Despite its bad reviews, director Quentin Tarantino is reportedly a fan of the film, and Ghetto Freaks was selected as one of 16 films from Tarantino's private collection to be screened at the second Quentin Tarantino Film Festival in 1998. Entertainment Weekly listed Ghetto Freaks as one of the "highlights" of the festival, and the then-managing director of the Austin Film Society said of the film and others selected, "Quentin loves them, and the film geeks love them, but most people…”
Something Weird Video released the original version of the film on VHS as Love Commune in the 1990s, and released the later Ghetto Freaks version in the 2000s as both a digital download and a special edition DVD also featuring the 1966 drug addiction film Way Out.

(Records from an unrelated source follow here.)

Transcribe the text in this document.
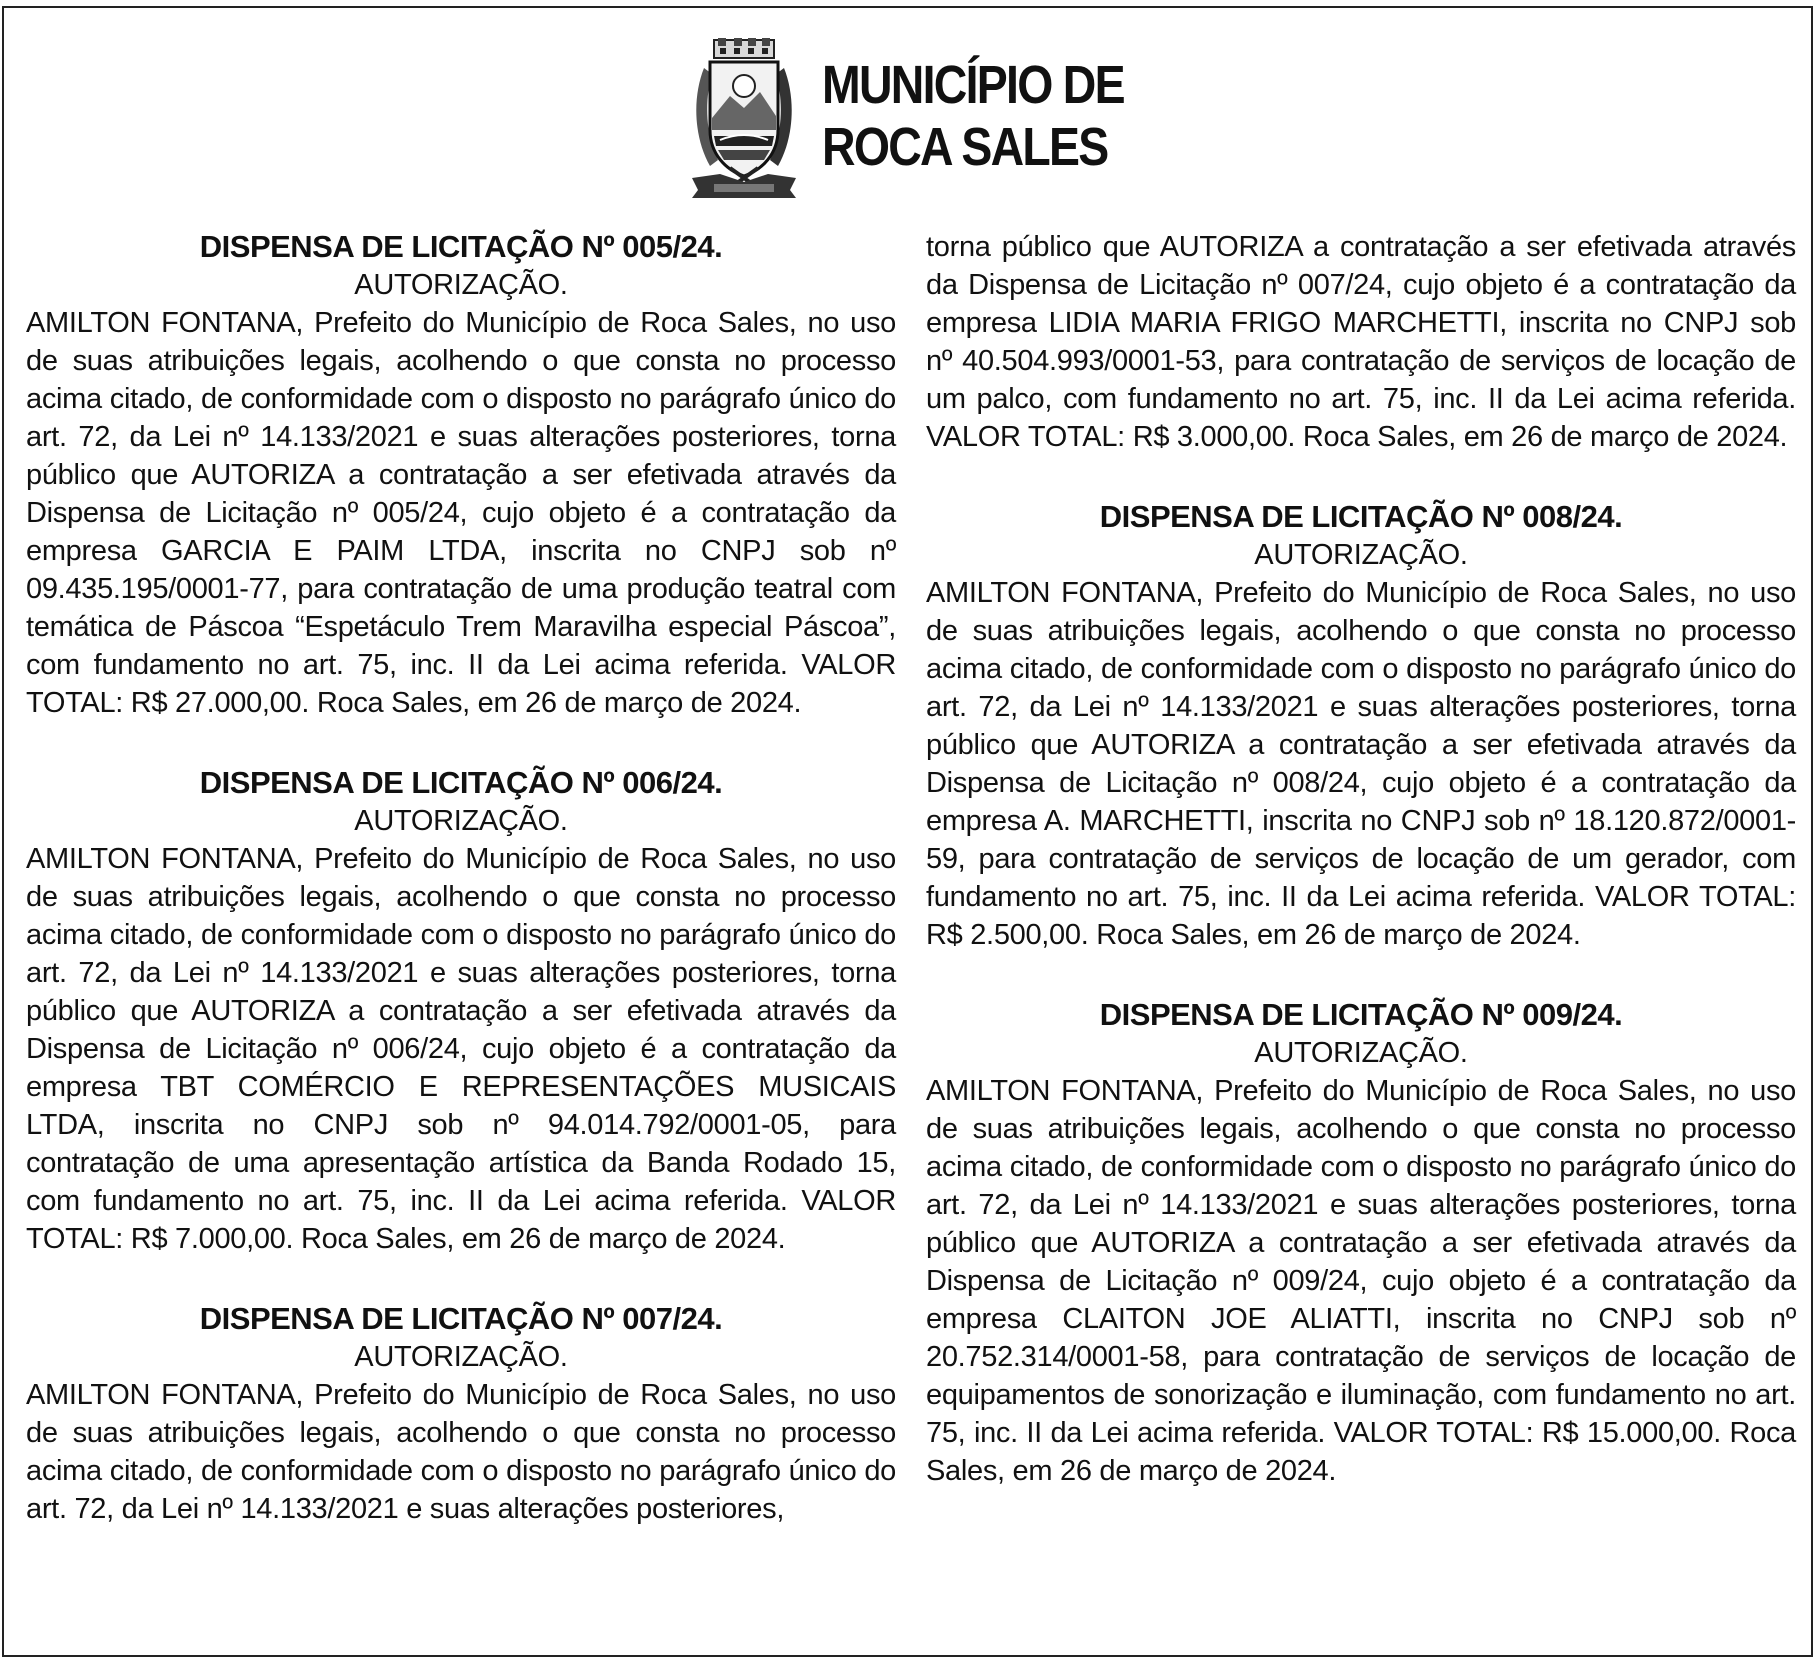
MUNICÍPIO DE
ROCA SALES
DISPENSA DE LICITAÇÃO Nº 005/24.
AUTORIZAÇÃO.

AMILTON FONTANA, Prefeito do Município de Roca Sales, no uso de suas atribuições legais, acolhendo o que consta no processo acima citado, de conformidade com o disposto no parágrafo único do art. 72, da Lei nº 14.133/2021 e suas alterações posteriores, torna público que AUTORIZA a contratação a ser efetivada através da Dispensa de Licitação nº 005/24, cujo objeto é a contratação da empresa GARCIA E PAIM LTDA, inscrita no CNPJ sob nº 09.435.195/0001-77, para contratação de uma produção teatral com temática de Páscoa “Espetáculo Trem Maravilha especial Páscoa”, com fundamento no art. 75, inc. II da Lei acima referida. VALOR TOTAL: R$ 27.000,00. Roca Sales, em 26 de março de 2024.

DISPENSA DE LICITAÇÃO Nº 006/24.
AUTORIZAÇÃO.

AMILTON FONTANA, Prefeito do Município de Roca Sales, no uso de suas atribuições legais, acolhendo o que consta no processo acima citado, de conformidade com o disposto no parágrafo único do art. 72, da Lei nº 14.133/2021 e suas alterações posteriores, torna público que AUTORIZA a contratação a ser efetivada através da Dispensa de Licitação nº 006/24, cujo objeto é a contratação da empresa TBT COMÉRCIO E REPRESENTAÇÕES MUSICAIS LTDA, inscrita no CNPJ sob nº 94.014.792/0001-05, para contratação de uma apresentação artística da Banda Rodado 15, com fundamento no art. 75, inc. II da Lei acima referida. VALOR TOTAL: R$ 7.000,00. Roca Sales, em 26 de março de 2024.

DISPENSA DE LICITAÇÃO Nº 007/24.
AUTORIZAÇÃO.

AMILTON FONTANA, Prefeito do Município de Roca Sales, no uso de suas atribuições legais, acolhendo o que consta no processo acima citado, de conformidade com o disposto no parágrafo único do art. 72, da Lei nº 14.133/2021 e suas alterações posteriores,

torna público que AUTORIZA a contratação a ser efetivada através da Dispensa de Licitação nº 007/24, cujo objeto é a contratação da empresa LIDIA MARIA FRIGO MARCHETTI, inscrita no CNPJ sob nº 40.504.993/0001-53, para contratação de serviços de locação de um palco, com fundamento no art. 75, inc. II da Lei acima referida. VALOR TOTAL: R$ 3.000,00. Roca Sales, em 26 de março de 2024.

DISPENSA DE LICITAÇÃO Nº 008/24.
AUTORIZAÇÃO.

AMILTON FONTANA, Prefeito do Município de Roca Sales, no uso de suas atribuições legais, acolhendo o que consta no processo acima citado, de conformidade com o disposto no parágrafo único do art. 72, da Lei nº 14.133/2021 e suas alterações posteriores, torna público que AUTORIZA a contratação a ser efetivada através da Dispensa de Licitação nº 008/24, cujo objeto é a contratação da empresa A. MARCHETTI, inscrita no CNPJ sob nº 18.120.872/0001-59, para contratação de serviços de locação de um gerador, com fundamento no art. 75, inc. II da Lei acima referida. VALOR TOTAL: R$ 2.500,00. Roca Sales, em 26 de março de 2024.

DISPENSA DE LICITAÇÃO Nº 009/24.
AUTORIZAÇÃO.

AMILTON FONTANA, Prefeito do Município de Roca Sales, no uso de suas atribuições legais, acolhendo o que consta no processo acima citado, de conformidade com o disposto no parágrafo único do art. 72, da Lei nº 14.133/2021 e suas alterações posteriores, torna público que AUTORIZA a contratação a ser efetivada através da Dispensa de Licitação nº 009/24, cujo objeto é a contratação da empresa CLAITON JOE ALIATTI, inscrita no CNPJ sob nº 20.752.314/0001-58, para contratação de serviços de locação de equipamentos de sonorização e iluminação, com fundamento no art. 75, inc. II da Lei acima referida. VALOR TOTAL: R$ 15.000,00. Roca Sales, em 26 de março de 2024.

Original music and songs for the film were composed by Al Zbacnic and Tom Baker, the music director of the Upbeat show. One song, "I'm Gonna Dodge the Draft", appeared in the initial Sign of Aquarius release, but was then cut from the film. The original movie soundtrack album was released in 1970 under the title Sign of Aquarius on the Adell label (ASLP 216) and contains thirteen songs, including "I'm Gonna Dodge the Draft". Although some critics have dismissed the songs as imitative of Hair and "bad faux-rock music", others have praised the music, including Batdorff, who panned the acting, writing and dancing but said the film had "some awfully good music by Al Zbacnic and Thomas Baker", and Patrick Lundborg, who reviewed the soundtrack in his book The Acid Archives.